Laying fiber-optic conduit in soft ground is one thing. Cutting through solid rock to facilitate fiber is another. The Utah Education and Telehealth Network (UETN) and its telecom and tribal partners are doing both to bring robust broadband infrastructure to isolated communities in the west.
“Utah students and educators, patients and physicians should have access to the best technology no matter where they live,” says UETN CEO Ray Timothy. “Broadband is a necessity to promote growth in communities, business, tourism, education and healthcare.”
In Daggett county, contractors use specialized rigs to cut four-foot deep conduit trenches through solid rock ridges in the rugged Uintah Mountains. San Juan and Daggett currently rely on limited digital microwave technology with a maximum bandwidth of just 200 Mbps. Fiber will increase capacity five-fold to a minimum of 1 Gbps.
Collaboration is key to the project. UETN is partnering with the Ute Mountain Ute and Navajo tribes, the Utah Department of Transportation, the Federal Communications Commission, Emery Telecom in San Juan and Strata Networks in Daggett. Construction in Daggett started in June of 2018 and will take up to two years to complete.
The Universal Service Administrative Company (USAC) of the FCC recently approved stage one of the San Juan project. It will extend fiber optic infrastructure from Blanding to the Ute Mountain Ute Tribe’s White Mesa Library; Bluff Elementary School in Bluff, Utah; and White Horse High and Montezuma Creek Elementary schools in the Navajo community of Montezuma Creek.
Both education and heath care will benefit. Residents and tourists visiting San Juan’s iconic Monument Valley and surrounding National Parks will have greater bandwidth at Blanding’s Blue Mountain Hospital and Community Health Centers, as will visitors to Daggett’s Flaming Gorge National Recreation Area who require the services of the Flaming Gorge Medical Center or the Manila Clinic.

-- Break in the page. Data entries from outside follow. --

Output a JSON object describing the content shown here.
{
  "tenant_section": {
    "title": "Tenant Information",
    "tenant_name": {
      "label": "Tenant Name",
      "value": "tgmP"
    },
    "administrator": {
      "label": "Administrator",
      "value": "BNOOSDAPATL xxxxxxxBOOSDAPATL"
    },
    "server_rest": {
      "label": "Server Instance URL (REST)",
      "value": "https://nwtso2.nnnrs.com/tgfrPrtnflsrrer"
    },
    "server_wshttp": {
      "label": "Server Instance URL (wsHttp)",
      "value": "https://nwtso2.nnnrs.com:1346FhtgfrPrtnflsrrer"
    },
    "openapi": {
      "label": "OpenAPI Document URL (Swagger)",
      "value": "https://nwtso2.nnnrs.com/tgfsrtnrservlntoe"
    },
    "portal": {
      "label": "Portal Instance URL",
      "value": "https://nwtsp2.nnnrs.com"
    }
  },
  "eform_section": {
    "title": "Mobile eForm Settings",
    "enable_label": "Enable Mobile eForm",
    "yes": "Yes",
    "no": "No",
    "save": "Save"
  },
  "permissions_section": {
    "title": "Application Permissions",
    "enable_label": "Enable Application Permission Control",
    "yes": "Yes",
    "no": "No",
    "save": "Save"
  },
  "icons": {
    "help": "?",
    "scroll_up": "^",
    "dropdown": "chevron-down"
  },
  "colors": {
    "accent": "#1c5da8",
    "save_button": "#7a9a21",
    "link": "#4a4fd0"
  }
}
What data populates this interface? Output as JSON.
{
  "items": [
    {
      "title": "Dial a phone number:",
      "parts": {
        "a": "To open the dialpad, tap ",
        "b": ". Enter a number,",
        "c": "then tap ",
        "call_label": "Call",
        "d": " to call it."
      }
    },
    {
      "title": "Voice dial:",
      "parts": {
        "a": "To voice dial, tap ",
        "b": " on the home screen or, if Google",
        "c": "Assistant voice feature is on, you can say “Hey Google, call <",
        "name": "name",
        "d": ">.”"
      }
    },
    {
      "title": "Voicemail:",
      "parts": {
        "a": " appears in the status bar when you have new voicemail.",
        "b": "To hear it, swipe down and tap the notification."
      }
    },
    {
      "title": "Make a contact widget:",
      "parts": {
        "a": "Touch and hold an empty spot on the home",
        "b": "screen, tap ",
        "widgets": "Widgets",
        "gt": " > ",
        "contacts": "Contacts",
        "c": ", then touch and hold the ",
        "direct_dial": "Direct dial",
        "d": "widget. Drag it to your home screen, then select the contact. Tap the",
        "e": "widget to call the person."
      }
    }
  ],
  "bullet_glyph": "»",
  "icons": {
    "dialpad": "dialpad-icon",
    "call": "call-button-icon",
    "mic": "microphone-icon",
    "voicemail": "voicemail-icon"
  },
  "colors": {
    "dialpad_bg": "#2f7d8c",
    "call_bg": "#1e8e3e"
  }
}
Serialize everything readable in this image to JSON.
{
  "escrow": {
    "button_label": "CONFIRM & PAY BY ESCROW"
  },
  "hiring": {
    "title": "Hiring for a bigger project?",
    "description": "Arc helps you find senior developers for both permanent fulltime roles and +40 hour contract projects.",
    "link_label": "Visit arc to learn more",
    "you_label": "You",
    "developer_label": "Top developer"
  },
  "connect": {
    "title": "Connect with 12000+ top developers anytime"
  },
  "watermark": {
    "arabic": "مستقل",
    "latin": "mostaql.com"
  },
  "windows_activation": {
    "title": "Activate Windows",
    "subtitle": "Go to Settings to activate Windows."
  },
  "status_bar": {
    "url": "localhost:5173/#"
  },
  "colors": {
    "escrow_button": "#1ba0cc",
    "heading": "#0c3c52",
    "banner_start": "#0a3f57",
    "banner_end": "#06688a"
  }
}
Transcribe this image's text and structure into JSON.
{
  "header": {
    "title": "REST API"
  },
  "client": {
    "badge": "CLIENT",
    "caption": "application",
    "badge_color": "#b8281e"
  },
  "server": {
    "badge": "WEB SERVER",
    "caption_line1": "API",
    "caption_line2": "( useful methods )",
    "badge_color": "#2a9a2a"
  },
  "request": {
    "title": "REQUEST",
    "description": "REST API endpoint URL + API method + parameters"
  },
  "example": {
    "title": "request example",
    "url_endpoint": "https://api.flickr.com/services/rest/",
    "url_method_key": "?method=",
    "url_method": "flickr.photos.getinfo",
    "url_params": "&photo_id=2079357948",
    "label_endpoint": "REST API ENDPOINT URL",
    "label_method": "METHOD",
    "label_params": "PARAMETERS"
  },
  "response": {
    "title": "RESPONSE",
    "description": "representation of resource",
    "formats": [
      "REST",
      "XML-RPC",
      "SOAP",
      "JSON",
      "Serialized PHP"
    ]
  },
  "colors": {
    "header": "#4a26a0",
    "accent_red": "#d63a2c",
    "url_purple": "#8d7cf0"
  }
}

“The Daggett school district is among the last two districts in the state not fully connected to fiber for its schools in Manila and Dutch John,” says UETN associate director Jeff Egly. “We are also focused on bringing fiber to remote San Juan county. That includes schools within the Utah portion of the Navajo Nation. All of these projects are complex, time consuming and cost intensive.”
The good financial news is that both locations qualify for matching funds from the E-Rate program of the Federal Communications Commission. The funding enables UETN to leverage state dollars with other sources including telecom providers, the Utah Department of Transportation and tribal funding. E-Rate means that the San Juan’s project’s $12 million price tag will require less than $2 million in funding from the Utah State Legislature.
While not exactly moving mountains, UETN’s rural fiber project is definitely boring through parts of them to facilitate statewide fiber infrastructure.